项目总结（见说明）：丹佛的CounterACT计划旨在开发硫芥（SM）对肺和皮肤的毒性模型，了解损伤发病机制，并评估新型抗氧化剂以挽救SM介导的损伤。SM类似物CEES（2-氯乙基乙基硫醚）引起炎症、DNA损伤（8-羟基脱氧鸟苷积累;彗星试验; ATM/ATR激活和下游信号传导）和组织中的脂质过氧化（4-羟基壬烯醛）以及炎症。在肺中，CEES引起支气管血管损伤/泄漏。吸入暴露于CEES或SM后形成了气道阻塞性含纤维蛋白的管型，氯（400 ppm）后也出现了类似的病变。
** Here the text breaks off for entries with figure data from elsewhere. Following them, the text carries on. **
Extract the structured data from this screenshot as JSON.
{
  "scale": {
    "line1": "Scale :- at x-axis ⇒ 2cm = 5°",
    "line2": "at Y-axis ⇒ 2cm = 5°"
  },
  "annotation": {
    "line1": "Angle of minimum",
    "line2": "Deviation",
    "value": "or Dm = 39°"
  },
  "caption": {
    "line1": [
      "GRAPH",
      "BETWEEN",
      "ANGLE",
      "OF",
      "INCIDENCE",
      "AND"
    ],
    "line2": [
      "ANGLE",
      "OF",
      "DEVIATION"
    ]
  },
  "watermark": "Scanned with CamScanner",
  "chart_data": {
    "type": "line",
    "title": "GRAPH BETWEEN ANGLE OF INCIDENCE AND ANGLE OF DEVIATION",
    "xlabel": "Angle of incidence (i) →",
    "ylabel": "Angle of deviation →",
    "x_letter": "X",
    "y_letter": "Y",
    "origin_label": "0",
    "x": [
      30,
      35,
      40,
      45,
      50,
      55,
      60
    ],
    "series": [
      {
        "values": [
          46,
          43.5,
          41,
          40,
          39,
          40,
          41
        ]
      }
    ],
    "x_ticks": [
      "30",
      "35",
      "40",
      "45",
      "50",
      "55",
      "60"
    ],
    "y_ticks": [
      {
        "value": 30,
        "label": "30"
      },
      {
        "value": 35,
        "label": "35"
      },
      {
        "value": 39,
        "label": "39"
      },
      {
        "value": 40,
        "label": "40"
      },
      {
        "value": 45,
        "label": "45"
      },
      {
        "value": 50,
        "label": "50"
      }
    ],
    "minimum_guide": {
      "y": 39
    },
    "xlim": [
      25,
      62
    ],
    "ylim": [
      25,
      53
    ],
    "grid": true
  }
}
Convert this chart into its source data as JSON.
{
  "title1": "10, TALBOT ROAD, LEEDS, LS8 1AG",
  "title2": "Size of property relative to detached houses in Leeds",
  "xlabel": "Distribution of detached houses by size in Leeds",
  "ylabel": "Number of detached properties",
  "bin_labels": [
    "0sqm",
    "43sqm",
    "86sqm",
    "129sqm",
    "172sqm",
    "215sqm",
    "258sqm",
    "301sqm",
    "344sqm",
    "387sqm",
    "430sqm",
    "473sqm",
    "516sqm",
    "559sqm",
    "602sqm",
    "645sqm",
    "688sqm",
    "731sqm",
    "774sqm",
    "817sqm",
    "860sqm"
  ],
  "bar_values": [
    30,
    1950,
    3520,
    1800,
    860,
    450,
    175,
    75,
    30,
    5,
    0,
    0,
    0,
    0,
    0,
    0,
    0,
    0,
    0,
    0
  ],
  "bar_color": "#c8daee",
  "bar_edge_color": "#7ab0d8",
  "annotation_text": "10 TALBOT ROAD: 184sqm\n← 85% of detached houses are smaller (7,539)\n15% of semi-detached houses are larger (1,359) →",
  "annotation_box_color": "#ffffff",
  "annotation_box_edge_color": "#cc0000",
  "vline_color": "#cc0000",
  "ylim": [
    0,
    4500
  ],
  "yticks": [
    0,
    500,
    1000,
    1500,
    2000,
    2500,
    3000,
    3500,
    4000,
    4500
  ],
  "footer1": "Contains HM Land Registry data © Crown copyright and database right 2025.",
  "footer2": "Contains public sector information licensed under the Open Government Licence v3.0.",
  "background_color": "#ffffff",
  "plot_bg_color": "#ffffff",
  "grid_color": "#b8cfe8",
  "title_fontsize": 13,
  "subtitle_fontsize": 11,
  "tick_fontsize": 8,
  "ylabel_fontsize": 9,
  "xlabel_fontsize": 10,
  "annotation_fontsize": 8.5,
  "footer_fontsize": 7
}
催化抗氧化剂AEOL 10150可清除超氧化物、过氧化氢、脂质过氧化物和过氧亚硝酸盐，可挽救：a）CEES造成的上（鼻）和下呼吸道损伤; B）SM造成的下呼吸道损伤; c）氯引起的氧化应激、炎症和乙酰甲胆碱反应性; d）CEES造成的皮肤损伤，例如炎症和中性粒细胞浸润。一种天然的膳食补充剂水飞蓟宾也挽救了CEES造成的皮肤损伤。新数据显示：a）AEOL 10150限制CEES和SM暴露增加所致损伤以及较高（250 ppm）氯浓度所致急性肺损伤的有效性，B）CEES吸入和氯模型中的凝血激活，以及c）tPA（组织型纤溶酶原激活剂）在晚期抢救中的有效性，从CEES吸入后4小时开始。下一个周期，丹佛反ACT将：a）建立早期抗凝剂和/或晚期纤维蛋白溶解剂在CEES、SM和氯引起的气道阻塞中的功效，B）评估AEOL 10150在这些试剂引起的严重气道损伤中的作用（单独和与抗凝剂和/或纤维蛋白溶解方法组合），和c）评估AEOL 10150和类黄酮水飞蓟宾挽救CEES、氮芥（NM）和SM引起的皮肤损伤。将交叉检查有效的抗凝剂和/或纤维蛋白溶解剂，以验证皮肤损伤没有恶化。将评价氧化应激、炎症、通透性增加和肺气道阻塞的终点。发现对CEES/NM有效的药物将通过SM在皮肤损伤中进行评价。这些方法将确定有前途的救援剂的皮肤和肺损伤的有毒气体。